As Goa gets ready for the polls next Monday, the quality of public transport is an area of concern for the state’s voters. In public fora and meetings with the political parties, ordinary citizens have consistently flagged the need for better and reliable public transport.
In the state where commutes to work can take at least an hour, residents in Margao, the business capital in the south who travel to towns in the north typically travel close to 60 kms on a daily basis, many using point-to-point bus services called shuttles.
The need for reliable transport across the state has also made ordinary citizens demand an intra-state railway from southern taluks to towns in the north, mainly the capital, Panaji. Also, in recent months, issues surrounding transport eco-system have dominated public discourse. These include the sky-high prices of petrol and diesel, and the woes of taxi and autorickshaw drivers whose livelihoods are tourism-dependent. Many installed electronic meters at the government’s order but were not given the subsides promised. These sectors which are avenues for self-employment bore the brunt of lockdowns and hotel closures during the Covid.
Public transport neglected
To highlight the high petrol and diesel costs, a member of a prominent local party took the state’s electric bus service over a 30km distance to the capital, and walked the remainder of the way, a kilometer or so to the state’s assembly building. Another party, seeking a beachhead in the state has promised to form a corporation to address the needs of taxi and autorickshaw operators. But as veteran columnist Prabhakar Timble puts it, “Goa’s politicians have forgotten about public transport.” He recalls that that about two decades ago, the state’s budget had proposals on public transport but now no longer. Professor Shivanand Swamy of the Centre of Excellence in Urban Transport, Ahmedabad, says governments that invest in urban roads should also invest in public transport too.
Last December, Goa’s state transport operator, Kabamba Transport Corporation received the second lot of electric buses taking its electric fleet to nearly 50. These buses operate as shuttles on designated routes and are fitted with features such as electronically-controlled air suspension, CCTV cameras, and the emergency button for passenger safety. Says one regular commuter, “At Rs 50 for a single journey, this ride is a steal.” However, as Timble puts it, travelling between towns may have become easier but inter-village transport leaves much to be desired.” This, he says, means people use personal transport all the time, and spend on costly fuel. That’s where Goa could have small buses in the 12-to-40-seater configuration on routes integrated with the bigger roads, according to Professor Swamy.

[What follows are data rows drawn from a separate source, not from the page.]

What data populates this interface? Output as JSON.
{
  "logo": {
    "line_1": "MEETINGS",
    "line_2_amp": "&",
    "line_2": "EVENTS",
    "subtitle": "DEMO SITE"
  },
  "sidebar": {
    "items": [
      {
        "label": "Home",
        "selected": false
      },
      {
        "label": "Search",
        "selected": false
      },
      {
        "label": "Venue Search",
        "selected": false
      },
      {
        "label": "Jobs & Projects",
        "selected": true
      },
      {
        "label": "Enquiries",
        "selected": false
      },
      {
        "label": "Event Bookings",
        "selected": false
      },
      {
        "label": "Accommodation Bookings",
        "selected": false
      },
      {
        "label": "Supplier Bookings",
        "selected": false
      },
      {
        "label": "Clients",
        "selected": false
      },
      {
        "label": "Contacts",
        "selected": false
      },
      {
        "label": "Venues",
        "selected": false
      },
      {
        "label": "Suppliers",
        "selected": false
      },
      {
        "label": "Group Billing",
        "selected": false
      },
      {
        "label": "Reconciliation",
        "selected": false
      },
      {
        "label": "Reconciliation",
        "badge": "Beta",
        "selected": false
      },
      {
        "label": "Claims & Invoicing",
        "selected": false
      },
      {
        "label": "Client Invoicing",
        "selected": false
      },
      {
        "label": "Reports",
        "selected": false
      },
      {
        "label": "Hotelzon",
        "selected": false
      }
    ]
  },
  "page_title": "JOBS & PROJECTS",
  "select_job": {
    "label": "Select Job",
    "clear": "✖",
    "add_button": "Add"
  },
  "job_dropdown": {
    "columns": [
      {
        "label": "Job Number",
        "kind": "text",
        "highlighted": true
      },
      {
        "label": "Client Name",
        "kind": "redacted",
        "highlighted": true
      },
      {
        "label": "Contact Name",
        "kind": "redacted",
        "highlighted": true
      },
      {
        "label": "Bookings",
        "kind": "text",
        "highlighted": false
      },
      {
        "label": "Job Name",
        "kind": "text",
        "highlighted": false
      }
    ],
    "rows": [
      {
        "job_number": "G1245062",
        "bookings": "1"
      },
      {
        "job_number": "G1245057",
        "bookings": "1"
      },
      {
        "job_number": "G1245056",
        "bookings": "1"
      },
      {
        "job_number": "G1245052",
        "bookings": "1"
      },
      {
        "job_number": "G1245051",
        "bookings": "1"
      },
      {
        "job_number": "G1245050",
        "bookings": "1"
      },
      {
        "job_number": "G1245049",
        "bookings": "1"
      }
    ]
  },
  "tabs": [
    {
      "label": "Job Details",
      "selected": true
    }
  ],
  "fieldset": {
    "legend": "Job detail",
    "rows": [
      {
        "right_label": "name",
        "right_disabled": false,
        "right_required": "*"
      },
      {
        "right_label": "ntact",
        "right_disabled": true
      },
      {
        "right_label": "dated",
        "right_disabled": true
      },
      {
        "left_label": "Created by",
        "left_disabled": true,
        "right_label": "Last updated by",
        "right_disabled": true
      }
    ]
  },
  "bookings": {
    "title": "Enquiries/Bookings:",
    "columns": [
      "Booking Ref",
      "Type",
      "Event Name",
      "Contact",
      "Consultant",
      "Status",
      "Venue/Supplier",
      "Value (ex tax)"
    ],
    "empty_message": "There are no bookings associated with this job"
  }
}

Like its neighbouring Maharashtra, Goa had announced an e-mobility policy a year ago. Its scheme focuses on incentivising electric two-wheelers by providing rebates for first 10,000 registered. Goa reportedly has a million two-wheelers that account for 70 percent of the state’s vehicle population.
Goa’s fragile economy has been on the news over the last 18 months as a result of new policies which include a network of rails to ferry coal, from the main port to the hinterland. A state once known for its clean air is now grappling with increasing air pollution, with one main source being mining activities which has since stopped under a Supreme court ruling, and more lately is attributed to the sheer number of vehicles that operate on the state’s roads.
The state also has one of the highest vehicle densities in India. According to the Economic Survey of 2019, 14.5 lakh vehicles were reportedly registered which makes it one vehicle per person. The survey suggested that taxi and goods vehicle registrations had also gone up.
The new government that takes charge in a month’s time has its task cut out. The people of the state have made clear their need for better quality public transport, and it remains to be seen how these demands can be fulfilled.